Software Engineering Gender Bias in Large Language Models

Reviewed by Greg Wilson / 2023-03-29
Keywords: Bias, Inclusion, Machine Learning

A lot of people believe that large language models (LLMs) are going to revolutionize programming—this recent post is just one example. But from what I can tell, they don't understand what a revolution actually is. It's not just a shuffle of who's at the top and who has to follow their rules; it's something that changes the rules of the game.

This new paper shows that today's LLMs aren't going to do that. Instead, they are going to reinforce and perpetuate the biases in the data on which they were trained. That's not inevitable—we could require their developers to meet verifiable criteria for fairness and safety—but the history of our industry doesn't fill me with hope.

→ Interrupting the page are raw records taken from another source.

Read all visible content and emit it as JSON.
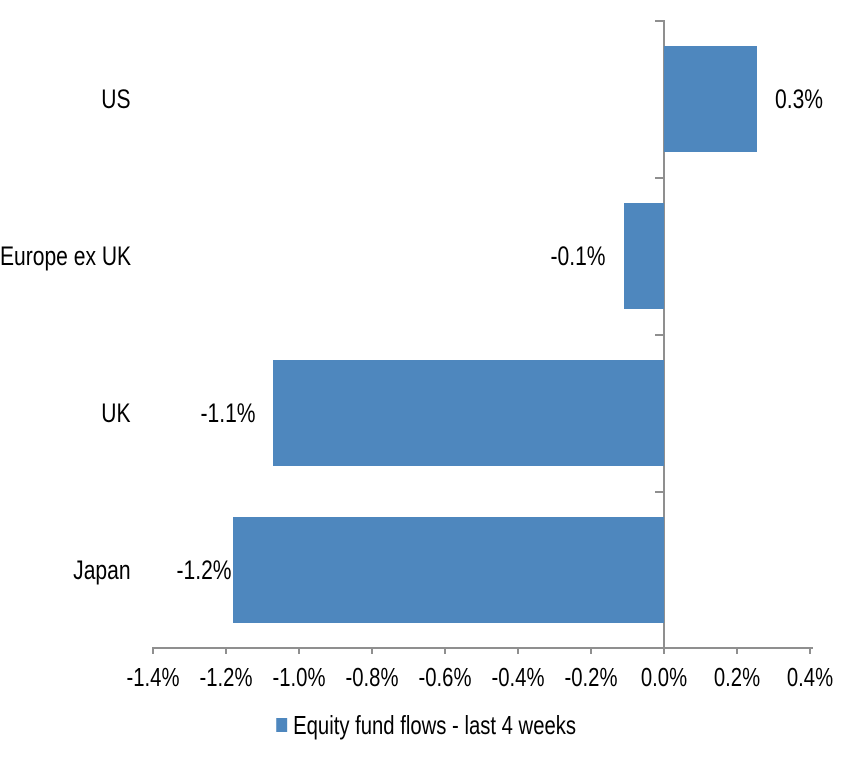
{
  "chart_data": {
    "type": "bar",
    "orientation": "horizontal",
    "title": "",
    "categories": [
      "US",
      "Europe ex UK",
      "UK",
      "Japan"
    ],
    "series": [
      {
        "name": "Equity fund flows - last 4 weeks",
        "values": [
          0.3,
          -0.1,
          -1.1,
          -1.2
        ],
        "values_precise": [
          0.255,
          -0.11,
          -1.07,
          -1.18
        ],
        "data_labels": [
          "0.3%",
          "-0.1%",
          "-1.1%",
          "-1.2%"
        ],
        "color": "#4E87BE"
      }
    ],
    "value_unit": "%",
    "xlim": [
      -1.4,
      0.4
    ],
    "x_ticks": [
      -1.4,
      -1.2,
      -1.0,
      -0.8,
      -0.6,
      -0.4,
      -0.2,
      0.0,
      0.2,
      0.4
    ],
    "x_tick_labels": [
      "-1.4%",
      "-1.2%",
      "-1.0%",
      "-0.8%",
      "-0.6%",
      "-0.4%",
      "-0.2%",
      "0.0%",
      "0.2%",
      "0.4%"
    ],
    "grid": false,
    "legend_position": "bottom",
    "colors": {
      "axis": "#8F8F8F",
      "text": "#000000",
      "background": "#FFFFFF"
    }
  }
}
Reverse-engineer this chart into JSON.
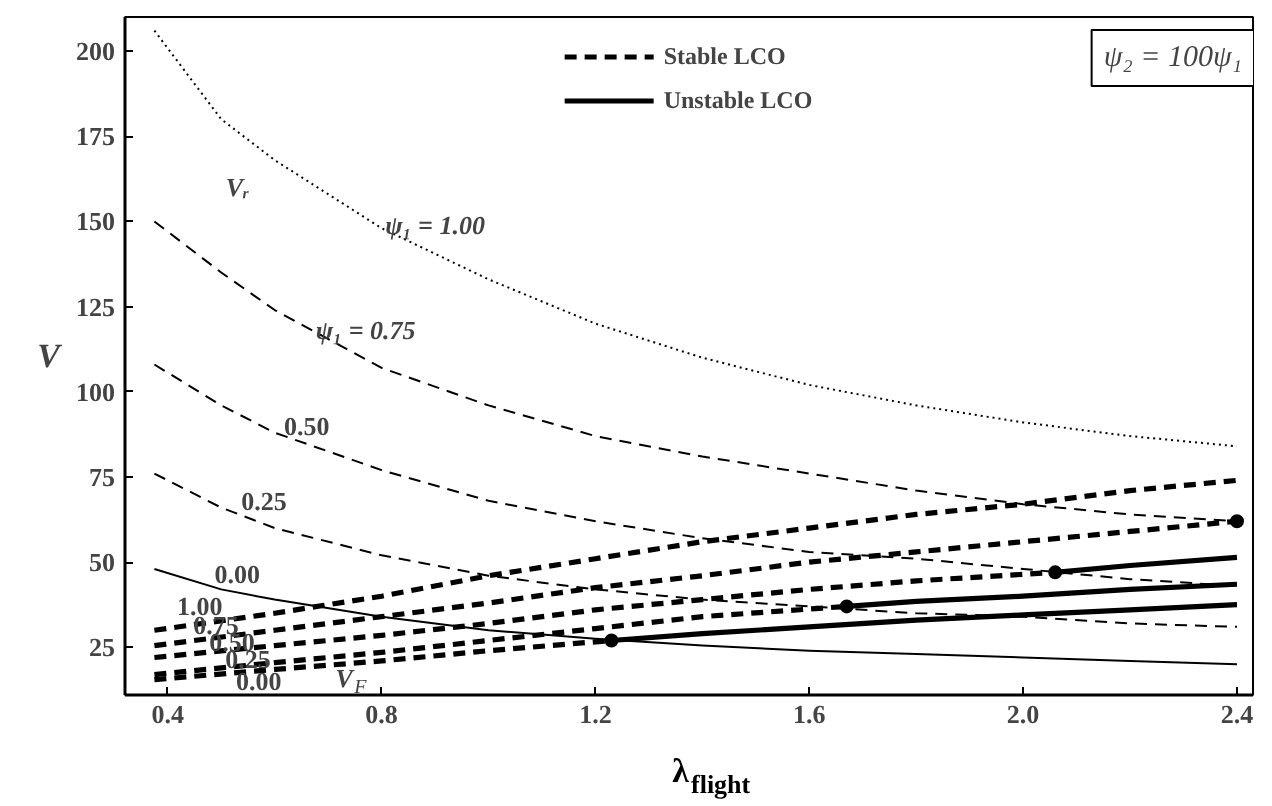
{
  "chart_data": {
    "type": "line",
    "xlabel": "λ$_{flight}$",
    "ylabel": "V",
    "xlim": [
      0.32,
      2.43
    ],
    "ylim": [
      11,
      210
    ],
    "xticks": [
      0.4,
      0.8,
      1.2,
      1.6,
      {
        "value": 2,
        "label": "2.0"
      },
      2.4
    ],
    "yticks": [
      25,
      50,
      75,
      100,
      125,
      150,
      175,
      200
    ],
    "grid": false,
    "legend": "top",
    "marker": "none",
    "series": [
      {
        "color": "#000000",
        "line_style": "dotted",
        "x": [
          0.375,
          0.5,
          0.6,
          0.8,
          1.0,
          1.2,
          1.4,
          1.6,
          1.8,
          2.0,
          2.2,
          2.4
        ],
        "values": [
          206,
          180,
          168,
          148,
          133,
          120,
          110,
          102,
          96,
          91,
          87,
          84
        ]
      },
      {
        "color": "#000000",
        "line_style": "dashed",
        "x": [
          0.375,
          0.5,
          0.6,
          0.8,
          1.0,
          1.2,
          1.4,
          1.6,
          1.8,
          2.0,
          2.2,
          2.4
        ],
        "values": [
          150,
          135,
          124,
          107,
          96,
          87,
          81,
          76,
          71,
          67,
          64,
          62
        ]
      },
      {
        "color": "#000000",
        "line_style": "dashed",
        "x": [
          0.375,
          0.5,
          0.6,
          0.8,
          1.0,
          1.2,
          1.4,
          1.6,
          1.8,
          2.0,
          2.2,
          2.4
        ],
        "values": [
          108,
          96,
          88,
          77,
          68,
          62,
          57,
          53,
          51,
          48,
          45,
          43
        ]
      },
      {
        "color": "#000000",
        "line_style": "dashed",
        "x": [
          0.375,
          0.5,
          0.6,
          0.8,
          1.0,
          1.2,
          1.4,
          1.6,
          1.8,
          2.0,
          2.2,
          2.4
        ],
        "values": [
          76,
          66,
          60,
          52,
          46,
          42,
          39,
          37,
          35,
          34,
          32,
          31
        ]
      },
      {
        "color": "#000000",
        "line_style": "solid",
        "x": [
          0.375,
          0.5,
          0.6,
          0.8,
          1.0,
          1.2,
          1.4,
          1.6,
          1.8,
          2.0,
          2.2,
          2.4
        ],
        "values": [
          48,
          42,
          39,
          34,
          30,
          27.5,
          25.5,
          24,
          23,
          22,
          21,
          20
        ]
      },
      {
        "name": "Stable LCO",
        "color": "#000000",
        "line_style": "dashed",
        "x": [
          0.375,
          0.6,
          0.8,
          1.0,
          1.2,
          1.4,
          1.6,
          1.8,
          2.0,
          2.2,
          2.4
        ],
        "values": [
          30,
          35,
          40,
          46,
          51,
          56,
          60,
          64,
          67,
          71,
          74
        ]
      },
      {
        "color": "#000000",
        "line_style": "dashed",
        "x": [
          0.375,
          0.6,
          0.8,
          1.0,
          1.2,
          1.4,
          1.6,
          1.8,
          2.0,
          2.2,
          2.4
        ],
        "values": [
          25.5,
          30,
          34,
          38,
          42.5,
          46,
          50,
          53,
          56,
          59,
          62
        ]
      },
      {
        "color": "#000000",
        "line_style": "dashed",
        "x": [
          0.375,
          0.6,
          0.8,
          1.0,
          1.2,
          1.4,
          1.6,
          1.8,
          2.06
        ],
        "values": [
          22,
          25.5,
          28.5,
          32,
          36,
          39,
          42,
          44.5,
          47
        ]
      },
      {
        "color": "#000000",
        "line_style": "dashed",
        "x": [
          0.375,
          0.6,
          0.8,
          1.0,
          1.2,
          1.4,
          1.67
        ],
        "values": [
          17,
          20.5,
          23.5,
          27,
          30.5,
          34,
          37
        ]
      },
      {
        "color": "#000000",
        "line_style": "dashed",
        "x": [
          0.375,
          0.6,
          0.8,
          1.0,
          1.23
        ],
        "values": [
          15.5,
          18.5,
          21,
          24,
          27
        ]
      },
      {
        "name": "Unstable LCO",
        "color": "#000000",
        "line_style": "solid",
        "x": [
          2.06,
          2.2,
          2.4
        ],
        "values": [
          47,
          49,
          51.4
        ]
      },
      {
        "color": "#000000",
        "line_style": "solid",
        "x": [
          1.67,
          1.8,
          2.0,
          2.2,
          2.4
        ],
        "values": [
          37,
          38.5,
          40,
          42,
          43.5
        ]
      },
      {
        "color": "#000000",
        "line_style": "solid",
        "x": [
          1.23,
          1.4,
          1.6,
          1.8,
          2.0,
          2.2,
          2.4
        ],
        "values": [
          27,
          29,
          31,
          33,
          34.5,
          36,
          37.5
        ]
      },
      {
        "type": "scatter",
        "marker": "circle",
        "color": "#000000",
        "x": [
          1.23,
          1.67,
          2.06,
          2.4
        ],
        "values": [
          27,
          37,
          47,
          62
        ]
      }
    ],
    "annotations": [
      "ψ₂ = 100ψ₁",
      "Vᵣ",
      "ψ₁ = 1.00",
      "ψ₁ = 0.75",
      "0.50",
      "0.25",
      "0.00",
      "1.00",
      "0.75",
      "0.50",
      "0.25",
      "0.00",
      "V$_{F}$"
    ]
  }
}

Christoph Treude and Hideaki Hata. She elicits requirements and he tests: software engineering gender bias in large language models. 2023. arXiv:2303.10131.

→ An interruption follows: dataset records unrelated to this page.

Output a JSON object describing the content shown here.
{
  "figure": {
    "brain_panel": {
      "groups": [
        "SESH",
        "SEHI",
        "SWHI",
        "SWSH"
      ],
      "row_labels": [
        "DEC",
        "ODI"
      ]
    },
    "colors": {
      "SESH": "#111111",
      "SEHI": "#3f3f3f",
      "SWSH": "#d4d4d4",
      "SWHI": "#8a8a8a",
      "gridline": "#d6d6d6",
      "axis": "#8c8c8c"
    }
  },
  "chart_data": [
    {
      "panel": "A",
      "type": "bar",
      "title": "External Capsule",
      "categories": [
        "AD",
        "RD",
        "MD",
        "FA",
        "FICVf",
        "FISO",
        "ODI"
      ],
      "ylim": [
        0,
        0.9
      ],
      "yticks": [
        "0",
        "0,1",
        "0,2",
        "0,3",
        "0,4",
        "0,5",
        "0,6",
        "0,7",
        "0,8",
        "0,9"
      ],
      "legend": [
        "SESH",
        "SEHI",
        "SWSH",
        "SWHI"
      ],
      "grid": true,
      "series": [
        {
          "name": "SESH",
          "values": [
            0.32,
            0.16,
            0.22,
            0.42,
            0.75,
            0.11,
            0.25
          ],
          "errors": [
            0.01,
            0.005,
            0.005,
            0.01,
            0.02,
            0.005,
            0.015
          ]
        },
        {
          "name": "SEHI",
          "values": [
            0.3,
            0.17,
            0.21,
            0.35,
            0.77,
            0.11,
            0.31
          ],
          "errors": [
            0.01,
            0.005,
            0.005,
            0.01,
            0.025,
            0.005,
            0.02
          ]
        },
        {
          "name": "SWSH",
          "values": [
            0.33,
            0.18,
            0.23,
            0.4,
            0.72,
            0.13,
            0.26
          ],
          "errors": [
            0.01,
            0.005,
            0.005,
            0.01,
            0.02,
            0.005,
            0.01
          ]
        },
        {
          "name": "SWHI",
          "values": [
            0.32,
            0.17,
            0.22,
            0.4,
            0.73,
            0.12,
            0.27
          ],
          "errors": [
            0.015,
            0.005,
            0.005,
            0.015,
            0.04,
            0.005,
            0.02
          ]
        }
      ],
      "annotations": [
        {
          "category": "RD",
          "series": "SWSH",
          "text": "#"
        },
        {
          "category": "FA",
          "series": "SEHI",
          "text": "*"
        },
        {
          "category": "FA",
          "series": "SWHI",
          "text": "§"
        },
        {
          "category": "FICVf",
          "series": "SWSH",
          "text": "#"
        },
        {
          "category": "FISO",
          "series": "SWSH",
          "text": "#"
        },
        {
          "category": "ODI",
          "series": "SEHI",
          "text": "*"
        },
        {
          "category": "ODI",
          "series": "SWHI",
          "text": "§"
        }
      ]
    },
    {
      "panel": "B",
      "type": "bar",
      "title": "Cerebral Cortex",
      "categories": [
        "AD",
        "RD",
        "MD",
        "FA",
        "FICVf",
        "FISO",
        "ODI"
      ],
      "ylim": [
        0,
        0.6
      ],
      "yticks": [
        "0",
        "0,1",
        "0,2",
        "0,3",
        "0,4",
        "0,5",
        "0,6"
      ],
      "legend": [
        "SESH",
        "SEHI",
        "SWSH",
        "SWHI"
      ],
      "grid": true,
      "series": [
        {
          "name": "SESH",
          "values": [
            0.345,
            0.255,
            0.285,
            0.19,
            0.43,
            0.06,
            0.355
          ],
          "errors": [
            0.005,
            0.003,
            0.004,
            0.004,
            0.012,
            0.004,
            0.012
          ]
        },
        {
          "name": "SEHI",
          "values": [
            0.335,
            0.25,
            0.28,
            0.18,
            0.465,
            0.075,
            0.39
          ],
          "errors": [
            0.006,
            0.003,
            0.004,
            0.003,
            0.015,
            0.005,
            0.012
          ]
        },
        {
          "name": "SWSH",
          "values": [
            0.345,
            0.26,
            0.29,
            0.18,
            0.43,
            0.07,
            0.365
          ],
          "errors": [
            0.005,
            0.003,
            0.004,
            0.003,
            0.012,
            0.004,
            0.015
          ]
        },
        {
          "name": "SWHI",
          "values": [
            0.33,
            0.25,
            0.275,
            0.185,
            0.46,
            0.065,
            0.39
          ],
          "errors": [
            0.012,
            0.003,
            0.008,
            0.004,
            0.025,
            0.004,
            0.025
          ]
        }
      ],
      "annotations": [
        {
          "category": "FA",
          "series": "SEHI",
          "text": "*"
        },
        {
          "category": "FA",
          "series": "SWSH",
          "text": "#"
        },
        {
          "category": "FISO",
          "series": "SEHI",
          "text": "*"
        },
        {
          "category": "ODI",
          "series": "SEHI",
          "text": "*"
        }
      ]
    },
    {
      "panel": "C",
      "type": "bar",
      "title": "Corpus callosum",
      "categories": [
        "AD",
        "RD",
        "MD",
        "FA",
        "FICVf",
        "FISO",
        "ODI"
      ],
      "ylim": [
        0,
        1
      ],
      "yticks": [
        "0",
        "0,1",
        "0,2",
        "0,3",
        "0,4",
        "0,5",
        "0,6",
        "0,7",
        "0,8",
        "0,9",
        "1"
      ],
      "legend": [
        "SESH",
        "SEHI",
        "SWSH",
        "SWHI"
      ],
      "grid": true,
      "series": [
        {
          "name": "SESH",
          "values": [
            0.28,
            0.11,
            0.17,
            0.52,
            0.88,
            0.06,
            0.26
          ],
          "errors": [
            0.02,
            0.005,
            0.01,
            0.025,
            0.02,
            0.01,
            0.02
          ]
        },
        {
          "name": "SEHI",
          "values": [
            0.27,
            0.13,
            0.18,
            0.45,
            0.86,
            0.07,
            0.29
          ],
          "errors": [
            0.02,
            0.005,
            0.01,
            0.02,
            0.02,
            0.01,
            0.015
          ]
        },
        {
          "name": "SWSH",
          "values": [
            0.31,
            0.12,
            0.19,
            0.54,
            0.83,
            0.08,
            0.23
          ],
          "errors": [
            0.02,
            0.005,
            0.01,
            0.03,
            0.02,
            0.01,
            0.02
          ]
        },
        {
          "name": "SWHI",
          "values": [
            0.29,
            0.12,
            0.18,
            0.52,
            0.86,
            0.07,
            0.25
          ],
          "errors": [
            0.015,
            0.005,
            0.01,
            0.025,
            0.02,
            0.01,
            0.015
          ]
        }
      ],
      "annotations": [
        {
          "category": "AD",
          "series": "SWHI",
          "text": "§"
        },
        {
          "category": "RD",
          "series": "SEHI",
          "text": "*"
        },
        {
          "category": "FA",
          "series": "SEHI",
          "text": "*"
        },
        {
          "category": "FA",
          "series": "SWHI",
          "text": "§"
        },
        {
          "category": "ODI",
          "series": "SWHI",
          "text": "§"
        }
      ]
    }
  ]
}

Implicit gender bias in software development is a well-documented issue, such as the association of technical roles with men. To address this bias, it is important to understand it in more detail. This study uses data mining techniques to investigate the extent to which 56 tasks related to software development, such as assigning GitHub issues and testing, are affected by implicit gender bias embedded in large language models. We systematically translated each task from English into a genderless language and back, and investigated the pronouns associated with each task. Based on translating each task 100 times in different permutations, we identify a significant disparity in the gendered pronoun associations with different tasks. Specifically, requirements elicitation was associated with the pronoun "he" in only 6% of cases, while testing was associated with "he" in 100% of cases. Additionally, tasks related to helping others had a 91% association with "he" while the same association for tasks related to asking coworkers was only 52%. These findings reveal a clear pattern of gender bias related to software development tasks and have important implications for addressing this issue both in the training of large language models and in broader society.